Aside from any legal obligation to maintain professional medical indemnity cover, it makes good sense for practitioners to do so, due to the:
- Potential repercussions. The professional, employment, reputational, and financial repercussions arising out of a complaint or an adverse event investigation, can be very substantial. In the majority of such cases, it is prudent for you to be legally represented, and the cost of such representation tends to be high.
- Legal costs of defence. The number and complexity of the various processes following a complaint or adverse event—and the time and attention which they demand—can quickly escalate legal costs. In some cases, it can become so substantial as to be virtually prohibitive.
- Risk of exposure. While the accident compensation scheme has substantially reduced the likelihood that you will be exposed to damages for claims of personal injury, you are still exposed to exemplary damages, damages for psychiatric injury resulting from negligence, and to damage awards from the Human Rights Review Tribunal.
To learn more about what our medical indemnity insurance does and does not cover, visit our policy page.
As soon as you become aware of a complaint or adverse event—or even of circumstances that could give rise to a complaint—you should notify NZMPI immediately.
First and foremost, this allows NZMPI to provide you with the appropriate level of support, legal or otherwise. Early notification also allows time to collate all relevant documents and information, and to complete any report which may be required, within the timeframe given. (The timeframes tend to be quite limited, and extensions may be difficult to obtain). Moreover, notifying us early will also prompt you to record your description of events while they are still relatively fresh in your mind.
Above all, you should refrain from responding to any complaint, or any request for a report or an interview, without notifying NZMPI first and obtaining appropriate guidance. Under no circumstances should you consent to a Police interview without obtaining legal advice first.
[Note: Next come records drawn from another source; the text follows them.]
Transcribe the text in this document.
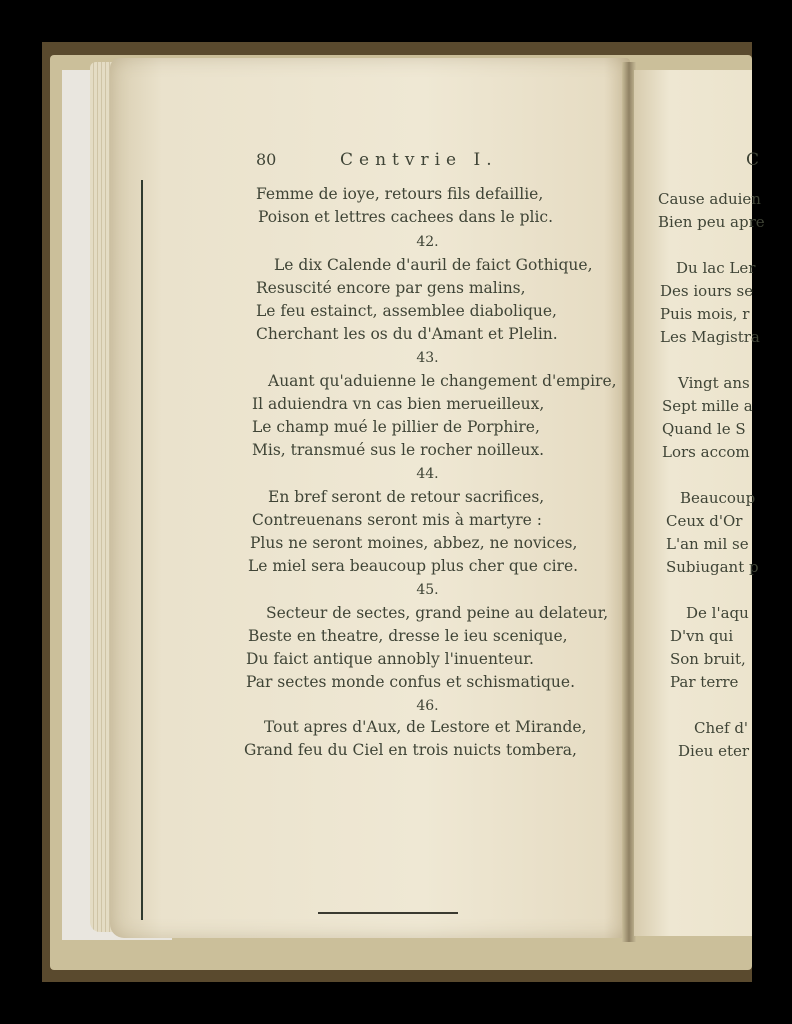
80	Centvrie I.
Femme de ioye, retours fils defaillie,
Poison et lettres cachees dans le plic.
42.
Le dix Calende d'auril de faict Gothique,
Resuscité encore par gens malins,
Le feu estainct, assemblee diabolique,
Cherchant les os du d'Amant et Plelin.
43.
Auant qu'aduienne le changement d'empire,
Il aduiendra vn cas bien merueilleux,
Le champ mué le pillier de Porphire,
Mis, transmué sus le rocher noilleux.
44.
En bref seront de retour sacrifices,
Contreuenans seront mis à martyre :
Plus ne seront moines, abbez, ne novices,
Le miel sera beaucoup plus cher que cire.
45.
Secteur de sectes, grand peine au delateur,
Beste en theatre, dresse le ieu scenique,
Du faict antique annobly l'inuenteur.
Par sectes monde confus et schismatique.
46.
Tout apres d'Aux, de Lestore et Mirande,
Grand feu du Ciel en trois nuicts tombera,
C
Cause aduien
Bien peu apre
Du lac Ler
Des iours se
Puis mois, r
Les Magistra
Vingt ans
Sept mille a
Quand le S
Lors accom
Beaucoup
Ceux d'Or
L'an mil se
Subiugant p
De l'aqu
D'vn qui
Son bruit,
Par terre
Chef d'
Dieu eter
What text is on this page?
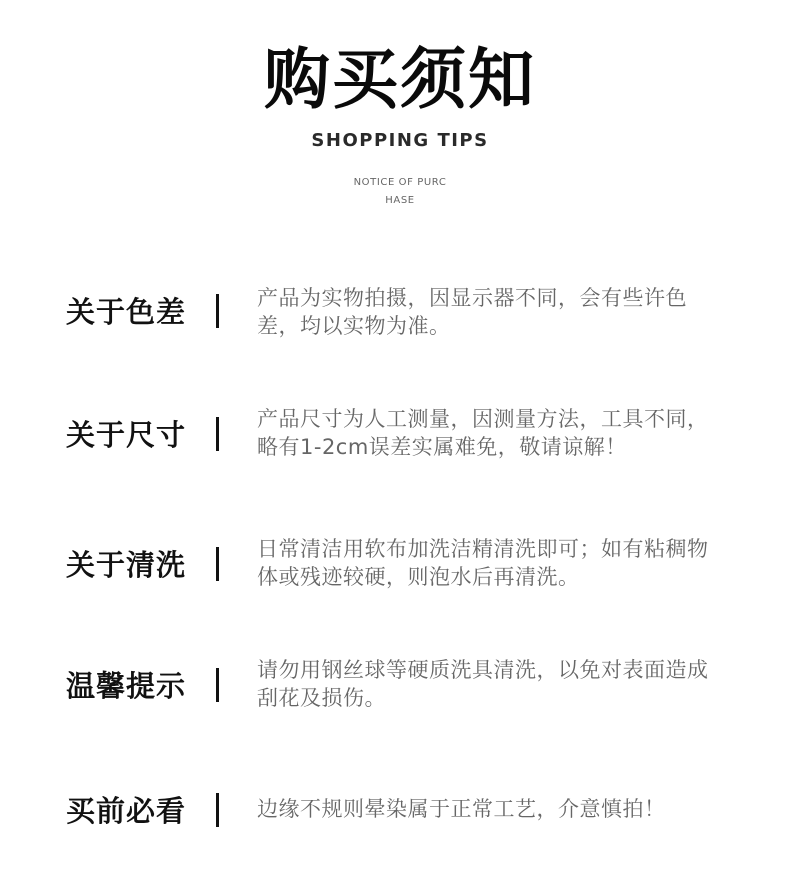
购买须知
SHOPPING TIPS
NOTICE OF PURCHASE
关于色差	产品为实物拍摄，因显示器不同，会有些许色差，均以实物为准。
关于尺寸	产品尺寸为人工测量，因测量方法，工具不同，略有1-2cm误差实属难免，敬请谅解！
关于清洗	日常清洁用软布加洗洁精清洗即可；如有粘稠物体或残迹较硬，则泡水后再清洗。
温馨提示	请勿用钢丝球等硬质洗具清洗，以免对表面造成刮花及损伤。
买前必看	边缘不规则晕染属于正常工艺，介意慎拍！
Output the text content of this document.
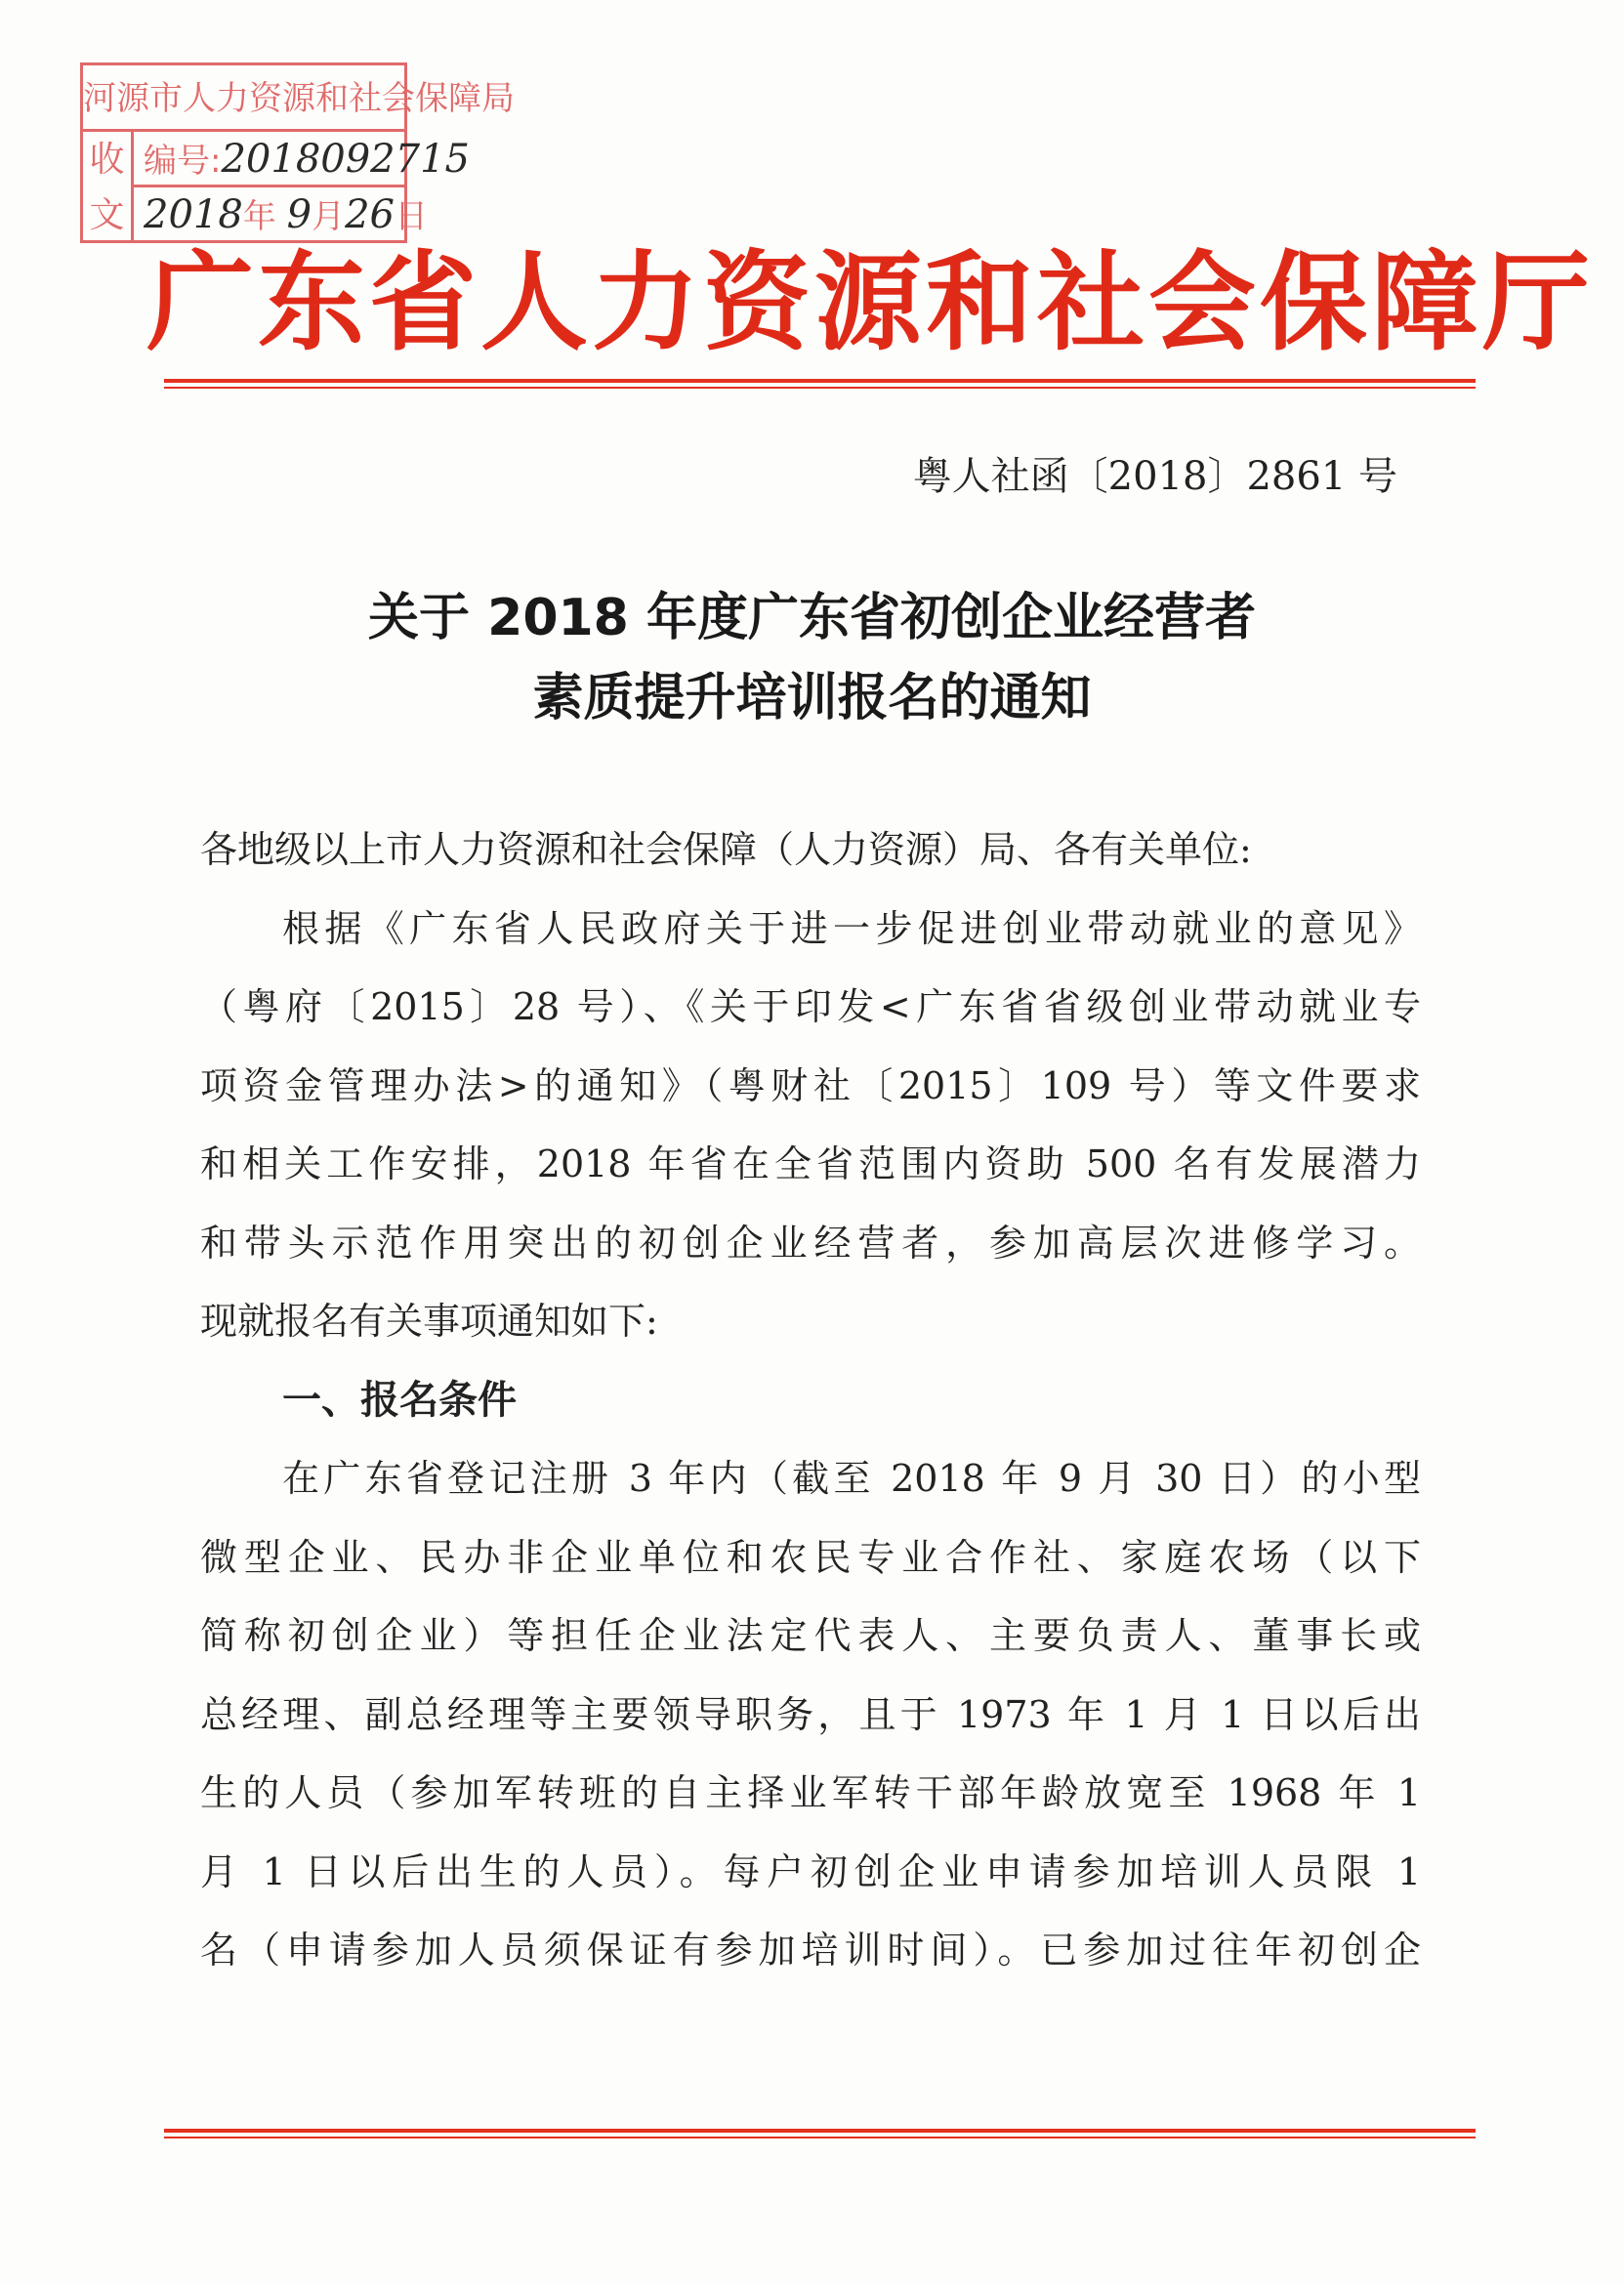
河源市人力资源和社会保障局
收
文
编号:2018092715
2018年 9月26日
广东省人力资源和社会保障厅
粤人社函〔2018〕2861 号
关于 2018 年度广东省初创企业经营者
素质提升培训报名的通知

各地级以上市人力资源和社会保障（人力资源）局、各有关单位:

根据《广东省人民政府关于进一步促进创业带动就业的意见》

（粤府〔2015〕28 号）、《关于印发<广东省省级创业带动就业专

项资金管理办法>的通知》（粤财社〔2015〕109 号）等文件要求

和相关工作安排，2018 年省在全省范围内资助 500 名有发展潜力

和带头示范作用突出的初创企业经营者，参加高层次进修学习。

现就报名有关事项通知如下:

一、报名条件

在广东省登记注册 3 年内（截至 2018 年 9 月 30 日）的小型

微型企业、民办非企业单位和农民专业合作社、家庭农场（以下

简称初创企业）等担任企业法定代表人、主要负责人、董事长或

总经理、副总经理等主要领导职务，且于 1973 年 1 月 1 日以后出

生的人员（参加军转班的自主择业军转干部年龄放宽至 1968 年 1

月 1 日以后出生的人员）。每户初创企业申请参加培训人员限 1

名（申请参加人员须保证有参加培训时间）。已参加过往年初创企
If you are asked for a report concerning the care you provided a patient, describe the relevant events chronologically, as objectively as possible, and without embellishment. Also record the extent of any relevant circumstances surrounding the event, (for example, staffing levels at the time, extreme tiredness, the distractions of other cases). Your report should be cross-referenced and consistent with the clinical notes and records.
Under no circumstances should you make retroactive amendments to the clinical records, even if it is just to fill a gap which was inadvertently left in the notes, or to correct what you consider to be an error. If there is a gap or an error in the notes, it should be addressed in your report; not by amending the notes.
Finally, while patient complaints, adverse event investigations, and the various processes that may ensue are all part of the modern medico-legal landscape, most practitioners find them very stressful. If (when) it happens to you, do not go through it alone. As well as NZMPI, medical colleagues and others can support you. Do not hesitate to reach out to them for guidance and support.